Der Bundesrat hat den Antrag in seiner Sitzung am 11. Mai 2012 zur federführenden Beratung an den Rechtsausschuss und zur Mitberatung an den Ausschuss für Familie und Senioren überwiesen.

Im Rechtsausschuss des Bundesrates wird der Antrag am 26. September 2012 auf der Tagesordnung stehen.

Der Berliner Initiative hat sich in der vergangenen Woche - Frau von Angern erwähnte es bereits - auch ein Ausschuss des Hessischen Landtages angeschlossen. Im Düsseldorfer Landtag ist letzte Woche ebenfalls die Zustimmung zu der Initiative erfolgt. Am Tag vorher, am 12. September, hat dort Ministerpräsidentin Hannelore Kraft in ihrer ersten Regierungserklärung nach der Landtagswahl gesagt - ich zitiere -:

„Ein Klima der Offenheit und Akzeptanz zeigt sich auch im Umgang mit Menschen unterschiedlicher sexueller Identität.
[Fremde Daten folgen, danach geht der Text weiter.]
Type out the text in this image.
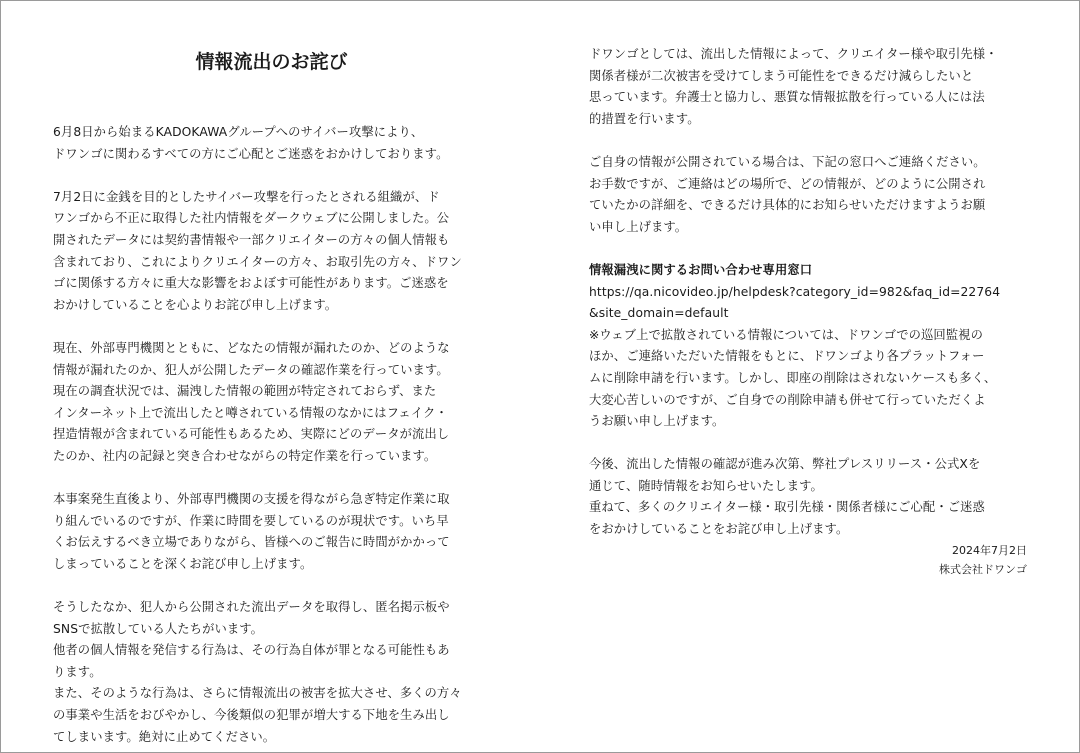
情報流出のお詫び

6月8日から始まるKADOKAWAグループへのサイバー攻撃により、
ドワンゴに関わるすべての方にご心配とご迷惑をおかけしております。

7月2日に金銭を目的としたサイバー攻撃を行ったとされる組織が、ド
ワンゴから不正に取得した社内情報をダークウェブに公開しました。公
開されたデータには契約書情報や一部クリエイターの方々の個人情報も
含まれており、これによりクリエイターの方々、お取引先の方々、ドワン
ゴに関係する方々に重大な影響をおよぼす可能性があります。ご迷惑を
おかけしていることを心よりお詫び申し上げます。

現在、外部専門機関とともに、どなたの情報が漏れたのか、どのような
情報が漏れたのか、犯人が公開したデータの確認作業を行っています。
現在の調査状況では、漏洩した情報の範囲が特定されておらず、また
インターネット上で流出したと噂されている情報のなかにはフェイク・
捏造情報が含まれている可能性もあるため、実際にどのデータが流出し
たのか、社内の記録と突き合わせながらの特定作業を行っています。

本事案発生直後より、外部専門機関の支援を得ながら急ぎ特定作業に取
り組んでいるのですが、作業に時間を要しているのが現状です。いち早
くお伝えするべき立場でありながら、皆様へのご報告に時間がかかって
しまっていることを深くお詫び申し上げます。

そうしたなか、犯人から公開された流出データを取得し、匿名掲示板や
SNSで拡散している人たちがいます。
他者の個人情報を発信する行為は、その行為自体が罪となる可能性もあ
ります。
また、そのような行為は、さらに情報流出の被害を拡大させ、多くの方々
の事業や生活をおびやかし、今後類似の犯罪が増大する下地を生み出し
てしまいます。絶対に止めてください。

ドワンゴとしては、流出した情報によって、クリエイター様や取引先様・
関係者様が二次被害を受けてしまう可能性をできるだけ減らしたいと
思っています。弁護士と協力し、悪質な情報拡散を行っている人には法
的措置を行います。

ご自身の情報が公開されている場合は、下記の窓口へご連絡ください。
お手数ですが、ご連絡はどの場所で、どの情報が、どのように公開され
ていたかの詳細を、できるだけ具体的にお知らせいただけますようお願
い申し上げます。

情報漏洩に関するお問い合わせ専用窓口

https://qa.nicovideo.jp/helpdesk?category_id=982&faq_id=22764
&site_domain=default

※ウェブ上で拡散されている情報については、ドワンゴでの巡回監視の
ほか、ご連絡いただいた情報をもとに、ドワンゴより各プラットフォー
ムに削除申請を行います。しかし、即座の削除はされないケースも多く、
大変心苦しいのですが、ご自身での削除申請も併せて行っていただくよ
うお願い申し上げます。

今後、流出した情報の確認が進み次第、弊社プレスリリース・公式Xを
通じて、随時情報をお知らせいたします。
重ねて、多くのクリエイター様・取引先様・関係者様にご心配・ご迷惑
をおかけしていることをお詫び申し上げます。

2024年7月2日
株式会社ドワンゴ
Wir werden deshalb im Rahmen der Kampagne ‚anders und gleich - Nur Respekt Wirkt’ jeder Form von Homo- und Transphobie entschieden entgegenwirken.“

Erinnern möchte ich auch an den Antrag der GRÜNEN im Bundestag; das wird Frau Lüddemann gleich auch noch tun.

(Zuruf von Frau Lüddemann, GRÜNE)

Es gibt also Initiativen sowohl aus dem Bundesrat als auch aus dem Bundestag mit der gleichen Zielrichtung zu demselben Thema. Von daher kann ich es mir gut vorstellen und wünsche es mir, dass es bis zum Ende der laufenden Wahlperiode des Bundestages zu einer wirksamen Beschlussfassung kommt. - Vielen Dank.